Application of surface complexation modeling to the reactivity of iron(II) with nitroaromatic and oxime carbamate contaminants in aqueous TiO2 suspensions

This study reports on the application of surface complexation modeling to interpret observed kinetic trends for Fe(II) redox reactions with model nitroaromatic (4-chloronitrobenzene) and oxime carbamate (oxamyl) contaminants in aqueous TiO(2(s)) suspensions. Pseudo-first-order rate constants for reduction of the two probe contaminants (k(red), s(-1)) vary by several orders of magnitude with changing conditions (100-500 microM Fe(II), 0-15 g L(-1) TiO(2(s)), pH 2-9), but the relationship between reaction rates and Fe(II) speciation differs considerably for the two contaminants. For oxamyl, k(red) measurements are most strongly correlated with the volumetric total adsorbed Fe(II) concentration (moles Fe(II) adsorbed per liter of TiO(2(s)) suspension), whereas k(red) measurements for 4-chloronitrobenzene are proportional to the concentration of the hydrolyzed Fe(II) surface complex (equivalent TiOFe(II)OH(0)). The differing trends demonstrate that Fe(II) redox reactivity at the aqueous/TiO(2(s)) interface is influenced, in part, by specific molecular interactions with the target oxidant.
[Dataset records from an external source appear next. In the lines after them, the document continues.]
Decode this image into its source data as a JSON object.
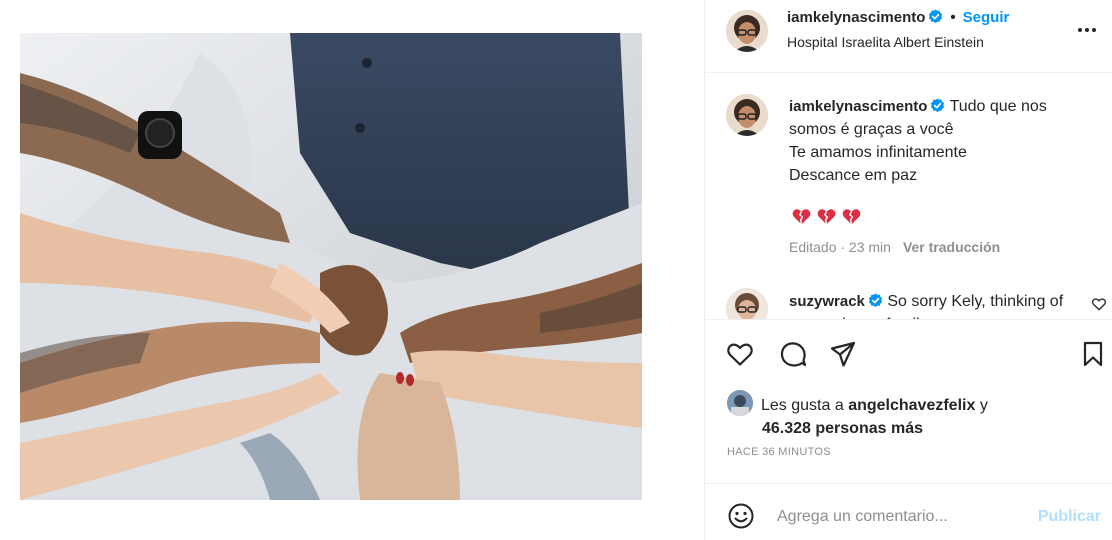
{
  "post": {
    "author": "iamkelynascimento",
    "verified": true,
    "follow_label": "Seguir",
    "separator": "•",
    "location": "Hospital Israelita Albert Einstein",
    "more_icon": "more-horizontal-icon"
  },
  "caption": {
    "username": "iamkelynascimento",
    "line1": "Tudo que nos",
    "line2": "somos é graças a você",
    "line3": "Te amamos infinitamente",
    "line4": "Descance em paz",
    "hearts": [
      "broken-heart-emoji",
      "broken-heart-emoji",
      "broken-heart-emoji"
    ],
    "edited": "Editado · 23 min",
    "translate_label": "Ver traducción"
  },
  "comment": {
    "username": "suzywrack",
    "text": "So sorry Kely, thinking",
    "text_cont": "of you and your family",
    "like_icon": "heart-outline-icon"
  },
  "actions": {
    "like_icon": "heart-outline-icon",
    "comment_icon": "comment-icon",
    "share_icon": "send-icon",
    "save_icon": "bookmark-icon"
  },
  "likes": {
    "prefix": "Les gusta a",
    "user": "angelchavezfelix",
    "and": "y",
    "count": "46.328 personas más"
  },
  "timestamp": "HACE 36 MINUTOS",
  "composer": {
    "placeholder": "Agrega un comentario...",
    "publish_label": "Publicar",
    "emoji_icon": "smiley-icon"
  },
  "colors": {
    "accent": "#0095f6",
    "publish_disabled": "#b2dffc",
    "heart_red": "#ed4956",
    "muted": "#8e8e8e"
  }
}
Results are also geochemically relevant in that they demonstrate unambiguously that mononuclear Fe(II)-metal (hydr)oxide surface complexes are sufficiently reactive species to reduce nitroaromatic contaminants, an issue that remained open following earlier studies in Fe(III) (hydr)oxide suspensions because structural Fe(II) species are simultaneously present in such systems because of interfacial Fe(II)-to-Fe(III) electron transfer processes that occur on Fe(II) adsorption.